Diversity, a critical secondary objective in MOPs, concerns the challenge of identifying a representative subset of PO solutions that is as diverse as possible within the objective space. Since multi-objective optimization algorithms typically generate a limited subset of solutions from a potentially vast set of PO solutions, ensuring adequate diversity in this subset is crucial. The proposed Algorithm \ref{SMOMABA} addresses this by selecting the minimal set of covering arms, which are improved by a radius \( r = \sqrt{\frac{2 \log T}{T'}} \). This implies that if multiple PO arms exist within a specific region of the Pareto front, the algorithm prioritizes a minimum subset of these arms capable of dominating all others in the same region (when improved by a factor of \( 2r \)). %For instance, consider two arms \( a \) and \( b \) such that both \( a + r \succeq b \) and \( b + r \succeq a \) hold. In this scenario, the algorithm will select only one of these arms for pulling after iteration \( t = T' \). Hence, the algorithm effectively ensures that, within a radius \( r \) in the objective space, only a single arm is selected.


Consider a (maximal) diverse set of PO arms, denoted as \( \text{DPO} \), characterized by a radius \( r = \sqrt{\frac{2 \log T}{T'}} \). 
Define a virtual arm \( b^* \) whose reward is the coordinate-wise average of the arms in DPO:

\[
r_d(b^*) = \frac{1}{|\text{DPO}|} \sum_{a^* \in \text{DPO}} r_d(a^*), \quad \forall d \in [D].
\]

The arm \( b^* \) can be interpreted as the expected reward achievable by a decision-maker who restricts his choices to a diverse subset of Pareto-optimal arms within a specified radius \( r \).

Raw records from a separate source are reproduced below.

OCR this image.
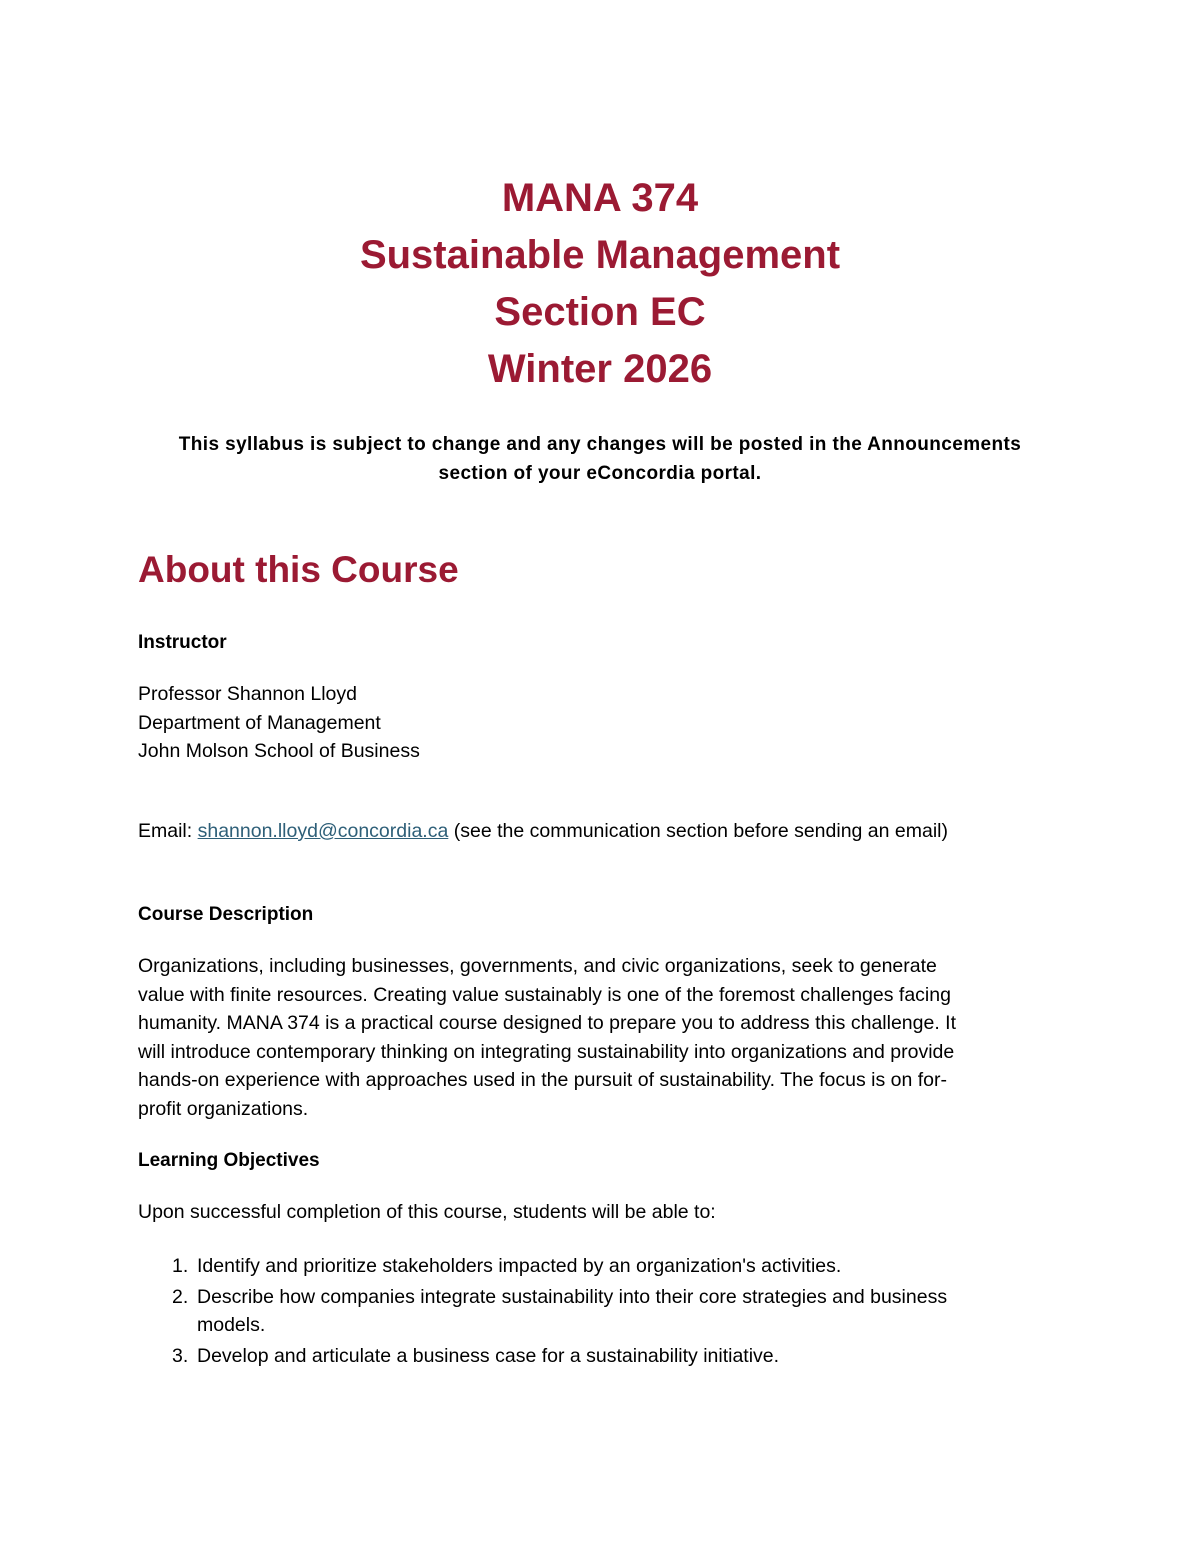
MANA 374
Sustainable Management
Section EC
Winter 2026
This syllabus is subject to change and any changes will be posted in the Announcements
section of your eConcordia portal.
About this Course
Instructor
Professor Shannon Lloyd
Department of Management
John Molson School of Business
Email: shannon.lloyd@concordia.ca (see the communication section before sending an email)
Course Description
Organizations, including businesses, governments, and civic organizations, seek to generate
value with finite resources. Creating value sustainably is one of the foremost challenges facing
humanity. MANA 374 is a practical course designed to prepare you to address this challenge. It
will introduce contemporary thinking on integrating sustainability into organizations and provide
hands-on experience with approaches used in the pursuit of sustainability. The focus is on for-
profit organizations.
Learning Objectives
Upon successful completion of this course, students will be able to:
1. Identify and prioritize stakeholders impacted by an organization's activities.
2. Describe how companies integrate sustainability into their core strategies and business
models.
3. Develop and articulate a business case for a sustainability initiative.
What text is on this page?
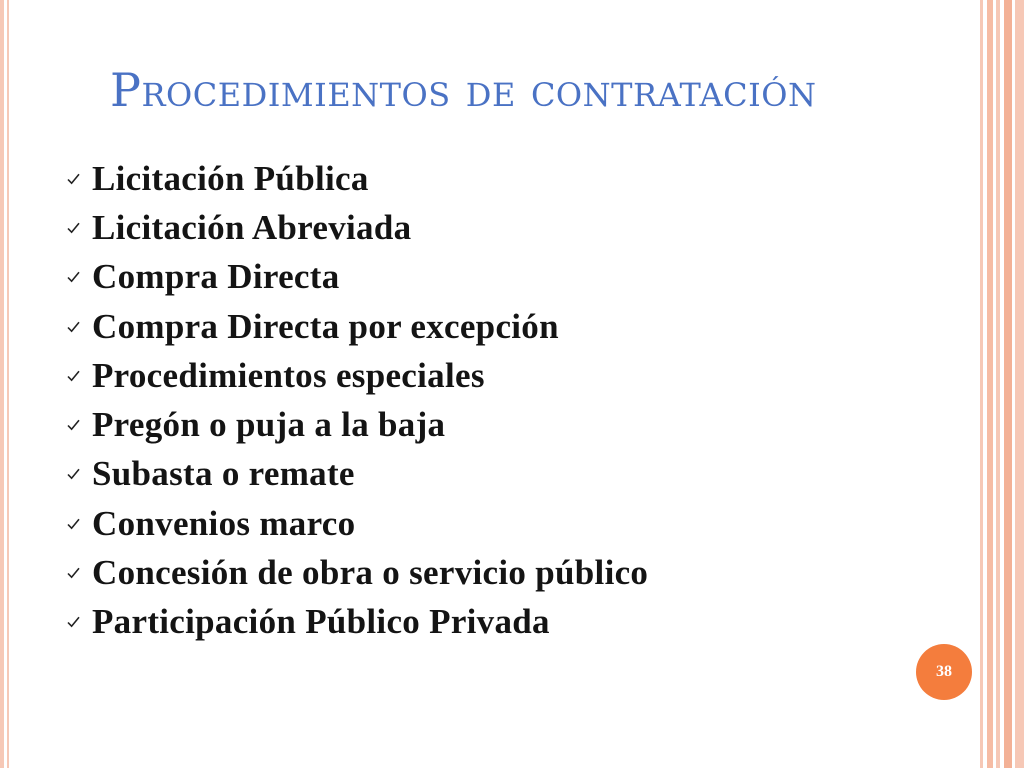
Procedimientos de contratación
Licitación Pública
Licitación Abreviada
Compra Directa
Compra Directa por excepción
Procedimientos especiales
Pregón o puja a la baja
Subasta o remate
Convenios marco
Concesión de obra o servicio público
Participación Público Privada
38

This approach is an optimal strategy for efficiently covering all regions of the Pareto front. Another interpretation of this best arm $b^*$ is the cumulative reward if the decision-maker randomly chooses one Pareto-optimal arm in DPO in each round.
Importantly, this definition extends the concept of selecting the "best" arm from single-objective multi-armed bandit (MAB) problems to multi-objective contexts. Unlike a simple weighted linear combination of objectives, this formulation focuses on the average reward across the diverse set of PO arms rather than directly aggregating the objective values.



Now, consider a version of Algorithm \ref{SMOMABA} that, after $T'$ rounds, and computing the minimum covering arms $B$, only one arm is randomly selected from $B$ and pulled for rounds $t=T'+1, T'+2, \dots, T$. Thus, the number of all pulls will be $nT'+(T-T')$. In the following, we show that this version of the algorithm is an \(R = O\left( T^\frac{2}{3} (n\log T)^\frac{1}{3}\right)\) compared to $b^*$ introduced above.

\begin{theorem}
\label{Theorem b_star}
  The regret of the single arm pulling version of Algorithm \ref{SMOMABA} compared to the average best arm $b^*$ is \(R = O\left( T^\frac{2}{3} (n\log T)^\frac{1}{3}\right)\).
\end{theorem}


\begin{proof}
    The proof is similar to the poof of Theorem \ref{cumulative adjustment-regret Theorem}. Under the clean events, since all the arms are pulled in the first $T'$ rounds, then the regret value in the first $T'$ iteration of the algorithm is at most $nT'$ in total (as Term 1). Now, assume $b^t$ is the random arm selected from the computed minimum covering arms $B$, so,

    \[
\text{Term 2} = \mathbb{E} \left[ \sum_{t=T'+1}^T \min \{ \epsilon \geq 0 : b^t + \epsilon \succeq b^* \} \right].
\]

As discussed, under the clean event condition, the arms in $B$ are the minimum covering DPO set. That means, improving each arm $b\in B$ with the radius $2r$ will dominate some Pareto arm in DPO. So, selecting uniformly random arms from $B$ in rounds $t=T'+1, T'+2, \dots, T$ results in the expected sum of difference with $r_d(b^*)$ does not exceed $O(2r)$ for all $d \in [D]$. Therefore, the total regret can be written as

\[
\mathbb{E}[T] \leq n T' + O( (T-T') 2 r) \leq n T' + O( T 2 r),
\]

where $c$ is a constant. Replacing \( T'= \left( \frac{T}{n}\right)^\frac{2}{3} \left ( 2 \log T \right)^\frac{1}{3} \) and \( r = \sqrt{\frac{2 \log T}{T'}} \) results in
\(
\mathbb{E}[T] \leq  O\left( T^\frac{2}{3} (n\log T)^\frac{1}{3}\right).
\)
  
\end{proof}

\textbf{Proposition.} When \( T \to \infty \), so \( r \to 0 \), and DPD will equal all the Pareto-optimal arms. Thus, Theorem \ref{Theorem b_star} holds for the definition of the \textit{best} arm, which corresponds to the mean reward of the Pareto-optimal arms.